魏鸮想不到他居然说得此事,略略吃惊的挑眉。
很快恢复表情,平淡道。
“噢。”
反正她原本就不想同他在一起,耽搁正好。
江临夜一看她这无所谓的反应,又有些不悦,再次黏过去,将她抱到腿上,压低声音提醒。
“不过就算婚籍暂不恢复,你也是本王的人,别产生不该有的幻想。”
“早晚你还会回到本王的藉册上。

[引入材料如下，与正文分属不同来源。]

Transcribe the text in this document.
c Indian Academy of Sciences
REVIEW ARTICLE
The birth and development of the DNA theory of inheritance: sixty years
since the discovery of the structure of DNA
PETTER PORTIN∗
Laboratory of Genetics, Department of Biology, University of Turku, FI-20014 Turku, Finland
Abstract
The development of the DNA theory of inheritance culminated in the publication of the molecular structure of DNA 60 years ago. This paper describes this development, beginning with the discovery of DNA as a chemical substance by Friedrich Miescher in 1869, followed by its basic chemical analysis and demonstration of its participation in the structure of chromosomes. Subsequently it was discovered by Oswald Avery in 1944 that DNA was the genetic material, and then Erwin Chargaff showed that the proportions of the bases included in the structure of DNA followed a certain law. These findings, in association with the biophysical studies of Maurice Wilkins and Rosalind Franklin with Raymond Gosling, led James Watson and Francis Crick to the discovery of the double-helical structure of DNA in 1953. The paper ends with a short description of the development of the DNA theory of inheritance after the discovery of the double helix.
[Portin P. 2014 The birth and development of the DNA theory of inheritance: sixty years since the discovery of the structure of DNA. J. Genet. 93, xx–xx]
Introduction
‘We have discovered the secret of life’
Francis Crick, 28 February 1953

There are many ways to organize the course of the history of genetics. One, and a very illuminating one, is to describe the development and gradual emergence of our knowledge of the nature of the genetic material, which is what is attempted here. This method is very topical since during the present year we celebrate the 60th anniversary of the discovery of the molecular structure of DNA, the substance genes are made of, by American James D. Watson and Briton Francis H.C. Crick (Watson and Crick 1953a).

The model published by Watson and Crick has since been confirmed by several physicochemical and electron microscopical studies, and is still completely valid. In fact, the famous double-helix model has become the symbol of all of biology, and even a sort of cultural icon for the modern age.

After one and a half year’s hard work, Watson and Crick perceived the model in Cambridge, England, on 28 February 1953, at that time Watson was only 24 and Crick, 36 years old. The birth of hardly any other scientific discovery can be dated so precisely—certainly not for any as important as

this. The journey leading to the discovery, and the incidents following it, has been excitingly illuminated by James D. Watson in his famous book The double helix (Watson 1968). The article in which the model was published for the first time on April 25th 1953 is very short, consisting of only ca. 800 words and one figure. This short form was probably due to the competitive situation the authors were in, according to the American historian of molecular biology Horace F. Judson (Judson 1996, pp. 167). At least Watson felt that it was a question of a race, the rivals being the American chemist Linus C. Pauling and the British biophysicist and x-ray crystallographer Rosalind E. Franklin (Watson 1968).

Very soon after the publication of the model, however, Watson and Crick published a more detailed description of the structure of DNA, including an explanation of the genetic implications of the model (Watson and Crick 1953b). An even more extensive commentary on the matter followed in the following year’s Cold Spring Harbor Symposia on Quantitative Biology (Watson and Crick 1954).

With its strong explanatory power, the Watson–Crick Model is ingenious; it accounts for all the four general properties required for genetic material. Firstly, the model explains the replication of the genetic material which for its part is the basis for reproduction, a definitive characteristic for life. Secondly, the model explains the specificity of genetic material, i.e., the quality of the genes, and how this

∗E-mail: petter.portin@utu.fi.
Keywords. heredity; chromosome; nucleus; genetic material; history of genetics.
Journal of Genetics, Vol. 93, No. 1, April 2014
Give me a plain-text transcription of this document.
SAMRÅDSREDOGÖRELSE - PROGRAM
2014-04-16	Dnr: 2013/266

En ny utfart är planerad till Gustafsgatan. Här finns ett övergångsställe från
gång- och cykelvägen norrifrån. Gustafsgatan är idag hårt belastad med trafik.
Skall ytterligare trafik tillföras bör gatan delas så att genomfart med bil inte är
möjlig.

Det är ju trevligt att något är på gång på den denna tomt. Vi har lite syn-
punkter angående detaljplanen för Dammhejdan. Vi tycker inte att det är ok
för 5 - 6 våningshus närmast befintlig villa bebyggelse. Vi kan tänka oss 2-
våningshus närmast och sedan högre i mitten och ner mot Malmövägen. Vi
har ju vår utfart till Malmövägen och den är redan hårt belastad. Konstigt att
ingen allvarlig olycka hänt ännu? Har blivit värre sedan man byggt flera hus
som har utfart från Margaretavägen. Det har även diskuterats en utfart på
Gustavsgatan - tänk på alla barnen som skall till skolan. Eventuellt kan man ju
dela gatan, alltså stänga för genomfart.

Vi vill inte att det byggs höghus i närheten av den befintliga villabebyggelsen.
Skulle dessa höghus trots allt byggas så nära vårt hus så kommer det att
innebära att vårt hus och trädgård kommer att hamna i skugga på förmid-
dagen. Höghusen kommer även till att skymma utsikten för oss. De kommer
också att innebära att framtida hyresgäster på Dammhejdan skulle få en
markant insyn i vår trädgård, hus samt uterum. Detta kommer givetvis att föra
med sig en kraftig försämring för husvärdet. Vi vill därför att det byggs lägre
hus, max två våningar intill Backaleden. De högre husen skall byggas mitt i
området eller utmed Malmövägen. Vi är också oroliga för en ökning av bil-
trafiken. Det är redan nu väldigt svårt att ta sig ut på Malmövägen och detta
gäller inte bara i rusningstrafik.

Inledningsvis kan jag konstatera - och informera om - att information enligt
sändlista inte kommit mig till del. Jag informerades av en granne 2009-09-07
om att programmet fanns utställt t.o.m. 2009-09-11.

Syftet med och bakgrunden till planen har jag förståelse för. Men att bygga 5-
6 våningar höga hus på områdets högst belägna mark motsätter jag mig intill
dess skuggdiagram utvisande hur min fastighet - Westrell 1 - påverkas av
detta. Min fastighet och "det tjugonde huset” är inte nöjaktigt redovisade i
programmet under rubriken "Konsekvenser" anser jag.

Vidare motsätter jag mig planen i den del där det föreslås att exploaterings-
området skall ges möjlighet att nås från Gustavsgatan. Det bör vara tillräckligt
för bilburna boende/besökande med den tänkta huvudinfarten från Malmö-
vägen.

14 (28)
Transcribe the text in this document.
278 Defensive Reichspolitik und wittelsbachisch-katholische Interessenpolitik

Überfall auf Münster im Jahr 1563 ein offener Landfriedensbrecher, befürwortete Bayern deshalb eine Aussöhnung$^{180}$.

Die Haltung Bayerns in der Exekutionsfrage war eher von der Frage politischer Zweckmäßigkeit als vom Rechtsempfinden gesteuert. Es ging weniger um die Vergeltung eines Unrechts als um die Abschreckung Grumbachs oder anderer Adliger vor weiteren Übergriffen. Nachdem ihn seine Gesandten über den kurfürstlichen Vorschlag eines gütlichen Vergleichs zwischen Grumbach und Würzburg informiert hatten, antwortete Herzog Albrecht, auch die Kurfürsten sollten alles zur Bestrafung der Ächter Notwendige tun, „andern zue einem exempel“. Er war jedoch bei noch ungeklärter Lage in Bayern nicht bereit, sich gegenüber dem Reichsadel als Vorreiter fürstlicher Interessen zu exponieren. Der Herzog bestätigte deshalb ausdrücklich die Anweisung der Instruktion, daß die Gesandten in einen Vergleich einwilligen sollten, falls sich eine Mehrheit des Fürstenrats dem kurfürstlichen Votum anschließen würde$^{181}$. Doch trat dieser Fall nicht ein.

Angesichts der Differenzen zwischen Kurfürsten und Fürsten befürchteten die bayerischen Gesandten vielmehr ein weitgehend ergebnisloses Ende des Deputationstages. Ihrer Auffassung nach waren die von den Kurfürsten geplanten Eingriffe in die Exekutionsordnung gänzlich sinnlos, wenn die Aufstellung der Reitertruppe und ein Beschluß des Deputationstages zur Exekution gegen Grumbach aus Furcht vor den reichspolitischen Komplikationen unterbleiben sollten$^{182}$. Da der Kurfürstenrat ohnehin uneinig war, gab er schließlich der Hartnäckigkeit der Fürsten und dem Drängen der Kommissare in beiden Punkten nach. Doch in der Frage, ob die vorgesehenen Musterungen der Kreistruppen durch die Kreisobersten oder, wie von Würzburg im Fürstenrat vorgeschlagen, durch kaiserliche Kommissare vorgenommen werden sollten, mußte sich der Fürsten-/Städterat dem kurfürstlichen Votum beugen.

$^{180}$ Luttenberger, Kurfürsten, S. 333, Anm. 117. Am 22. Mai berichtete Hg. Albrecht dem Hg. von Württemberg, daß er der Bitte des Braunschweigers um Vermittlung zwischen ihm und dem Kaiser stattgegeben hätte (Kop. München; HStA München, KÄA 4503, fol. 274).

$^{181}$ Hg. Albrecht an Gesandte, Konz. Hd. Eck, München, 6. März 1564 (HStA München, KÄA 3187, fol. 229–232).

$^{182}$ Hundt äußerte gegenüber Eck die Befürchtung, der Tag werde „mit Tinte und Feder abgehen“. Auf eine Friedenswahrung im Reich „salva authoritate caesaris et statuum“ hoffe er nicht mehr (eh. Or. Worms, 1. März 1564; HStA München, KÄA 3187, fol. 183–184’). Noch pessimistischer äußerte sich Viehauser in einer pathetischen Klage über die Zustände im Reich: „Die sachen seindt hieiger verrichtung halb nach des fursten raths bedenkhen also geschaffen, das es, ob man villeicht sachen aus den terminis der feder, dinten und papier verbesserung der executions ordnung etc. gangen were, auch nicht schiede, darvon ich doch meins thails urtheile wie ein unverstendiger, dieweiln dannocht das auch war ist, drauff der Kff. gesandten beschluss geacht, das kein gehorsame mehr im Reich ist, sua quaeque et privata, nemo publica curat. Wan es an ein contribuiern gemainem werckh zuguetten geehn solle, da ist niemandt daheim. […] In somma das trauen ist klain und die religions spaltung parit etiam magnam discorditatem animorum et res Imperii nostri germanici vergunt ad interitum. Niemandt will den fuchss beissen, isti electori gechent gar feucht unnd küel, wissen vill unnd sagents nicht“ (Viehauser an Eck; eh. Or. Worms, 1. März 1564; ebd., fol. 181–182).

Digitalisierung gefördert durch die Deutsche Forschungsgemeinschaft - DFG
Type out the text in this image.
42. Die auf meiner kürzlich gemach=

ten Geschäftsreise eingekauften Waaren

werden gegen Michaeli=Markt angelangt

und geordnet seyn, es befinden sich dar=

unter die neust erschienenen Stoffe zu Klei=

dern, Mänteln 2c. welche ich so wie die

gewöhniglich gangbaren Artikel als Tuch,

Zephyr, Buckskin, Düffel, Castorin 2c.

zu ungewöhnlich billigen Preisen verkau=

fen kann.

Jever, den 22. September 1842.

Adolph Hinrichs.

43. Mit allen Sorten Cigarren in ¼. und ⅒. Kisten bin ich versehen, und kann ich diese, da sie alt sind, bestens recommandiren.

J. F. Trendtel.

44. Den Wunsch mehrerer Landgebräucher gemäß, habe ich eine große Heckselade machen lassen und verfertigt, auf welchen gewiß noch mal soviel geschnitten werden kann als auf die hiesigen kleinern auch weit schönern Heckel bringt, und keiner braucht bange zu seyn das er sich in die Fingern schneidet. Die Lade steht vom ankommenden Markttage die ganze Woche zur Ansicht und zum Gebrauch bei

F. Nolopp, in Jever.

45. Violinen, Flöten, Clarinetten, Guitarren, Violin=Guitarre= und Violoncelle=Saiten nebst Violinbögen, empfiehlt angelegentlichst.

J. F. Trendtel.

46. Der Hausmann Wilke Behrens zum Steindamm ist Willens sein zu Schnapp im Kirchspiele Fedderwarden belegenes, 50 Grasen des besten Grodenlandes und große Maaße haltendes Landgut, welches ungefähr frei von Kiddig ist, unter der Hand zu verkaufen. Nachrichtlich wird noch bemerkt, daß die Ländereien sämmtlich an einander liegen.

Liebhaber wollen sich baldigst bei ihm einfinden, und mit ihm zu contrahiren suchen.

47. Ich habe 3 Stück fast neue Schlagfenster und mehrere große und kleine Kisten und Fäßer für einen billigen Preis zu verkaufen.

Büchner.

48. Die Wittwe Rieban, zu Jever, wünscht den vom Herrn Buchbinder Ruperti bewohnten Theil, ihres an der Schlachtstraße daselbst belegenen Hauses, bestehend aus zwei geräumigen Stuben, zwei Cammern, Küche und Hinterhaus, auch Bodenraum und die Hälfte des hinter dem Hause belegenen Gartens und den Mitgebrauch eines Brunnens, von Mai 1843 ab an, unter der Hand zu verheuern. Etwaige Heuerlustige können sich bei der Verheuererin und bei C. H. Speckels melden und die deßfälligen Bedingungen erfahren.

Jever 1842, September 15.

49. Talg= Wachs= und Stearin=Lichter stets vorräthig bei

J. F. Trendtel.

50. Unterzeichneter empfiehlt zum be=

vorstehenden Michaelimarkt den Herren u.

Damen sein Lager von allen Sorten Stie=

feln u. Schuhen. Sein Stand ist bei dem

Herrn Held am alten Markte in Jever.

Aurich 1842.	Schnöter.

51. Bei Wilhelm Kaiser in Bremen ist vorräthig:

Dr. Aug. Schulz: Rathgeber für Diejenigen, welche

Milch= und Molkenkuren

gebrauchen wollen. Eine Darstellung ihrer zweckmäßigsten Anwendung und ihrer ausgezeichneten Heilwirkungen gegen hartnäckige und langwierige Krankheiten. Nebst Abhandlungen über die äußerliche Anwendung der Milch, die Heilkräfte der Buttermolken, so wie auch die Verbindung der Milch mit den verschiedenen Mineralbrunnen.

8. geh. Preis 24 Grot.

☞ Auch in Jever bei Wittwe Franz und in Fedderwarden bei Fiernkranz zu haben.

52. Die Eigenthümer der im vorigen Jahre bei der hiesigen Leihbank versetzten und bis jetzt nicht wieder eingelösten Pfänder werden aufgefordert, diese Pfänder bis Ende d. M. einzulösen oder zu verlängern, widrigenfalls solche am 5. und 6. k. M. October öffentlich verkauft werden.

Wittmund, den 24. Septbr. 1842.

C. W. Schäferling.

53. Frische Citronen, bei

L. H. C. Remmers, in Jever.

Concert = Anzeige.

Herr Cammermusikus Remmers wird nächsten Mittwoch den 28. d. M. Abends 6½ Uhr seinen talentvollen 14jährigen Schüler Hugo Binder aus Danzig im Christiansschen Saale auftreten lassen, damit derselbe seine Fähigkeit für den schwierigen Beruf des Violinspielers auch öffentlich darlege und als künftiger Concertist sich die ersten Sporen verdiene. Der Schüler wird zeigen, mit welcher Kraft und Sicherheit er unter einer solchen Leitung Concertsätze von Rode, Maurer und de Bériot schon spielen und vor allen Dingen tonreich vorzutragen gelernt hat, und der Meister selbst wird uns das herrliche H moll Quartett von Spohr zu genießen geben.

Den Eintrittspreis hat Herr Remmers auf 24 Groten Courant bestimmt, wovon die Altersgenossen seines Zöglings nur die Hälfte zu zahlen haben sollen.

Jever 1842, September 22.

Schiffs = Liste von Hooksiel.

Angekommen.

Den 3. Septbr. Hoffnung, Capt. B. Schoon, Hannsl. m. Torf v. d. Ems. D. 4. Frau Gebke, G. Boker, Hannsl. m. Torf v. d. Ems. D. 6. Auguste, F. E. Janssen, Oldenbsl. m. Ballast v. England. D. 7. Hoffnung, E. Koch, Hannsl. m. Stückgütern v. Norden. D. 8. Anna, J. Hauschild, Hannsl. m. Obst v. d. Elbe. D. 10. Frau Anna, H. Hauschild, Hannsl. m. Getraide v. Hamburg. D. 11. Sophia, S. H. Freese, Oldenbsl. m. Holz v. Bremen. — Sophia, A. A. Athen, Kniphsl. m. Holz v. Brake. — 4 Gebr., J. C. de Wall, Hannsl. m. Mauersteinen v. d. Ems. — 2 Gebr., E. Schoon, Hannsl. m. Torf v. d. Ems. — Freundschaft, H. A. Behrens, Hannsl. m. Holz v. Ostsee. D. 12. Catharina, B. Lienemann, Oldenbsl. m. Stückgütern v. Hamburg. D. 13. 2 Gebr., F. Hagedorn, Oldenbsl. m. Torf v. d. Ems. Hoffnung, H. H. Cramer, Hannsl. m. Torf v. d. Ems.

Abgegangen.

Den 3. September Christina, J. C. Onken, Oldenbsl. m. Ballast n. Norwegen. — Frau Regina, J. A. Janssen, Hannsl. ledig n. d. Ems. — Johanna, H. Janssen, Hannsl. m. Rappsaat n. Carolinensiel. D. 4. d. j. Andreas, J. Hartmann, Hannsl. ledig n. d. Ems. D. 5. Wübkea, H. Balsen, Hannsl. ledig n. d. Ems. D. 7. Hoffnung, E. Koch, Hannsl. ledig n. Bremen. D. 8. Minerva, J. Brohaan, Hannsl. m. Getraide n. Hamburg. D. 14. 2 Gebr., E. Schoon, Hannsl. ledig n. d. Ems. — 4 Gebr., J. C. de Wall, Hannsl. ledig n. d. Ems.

”
魏鸮这种话听的耳朵都要起茧子了,烦躁的扭动身体。
手掌抵在他胸口推他。
“行了知道了,我还要吃东西,放我下去。”
江临夜端起她的碗,另一手拾起筷子,准备亲自喂她。
不料,握着碗的那只手刚收紧,忽然感到一麻,顿时脱力般,任碗跌了下去,在地上摔个粉碎。
魏鸮定在原地,偏过身子看地上的碎片。
又抬头扫向抱着她的男人。
江临夜道。
“没事,手滑。”
唤来外面侍候的下人打扫掉碎片,又让她们再送来一只碗。
魏鸮只当他真的手滑,厌烦的撇撇嘴。
“你不是自诩武艺很高强吗,拿个碗也能手滑?”
江临夜另一只手将她抱回凳子上,面上依旧平静。
等将她安置好,重新试了试那只手滑的手,发现还是一点力气都没有。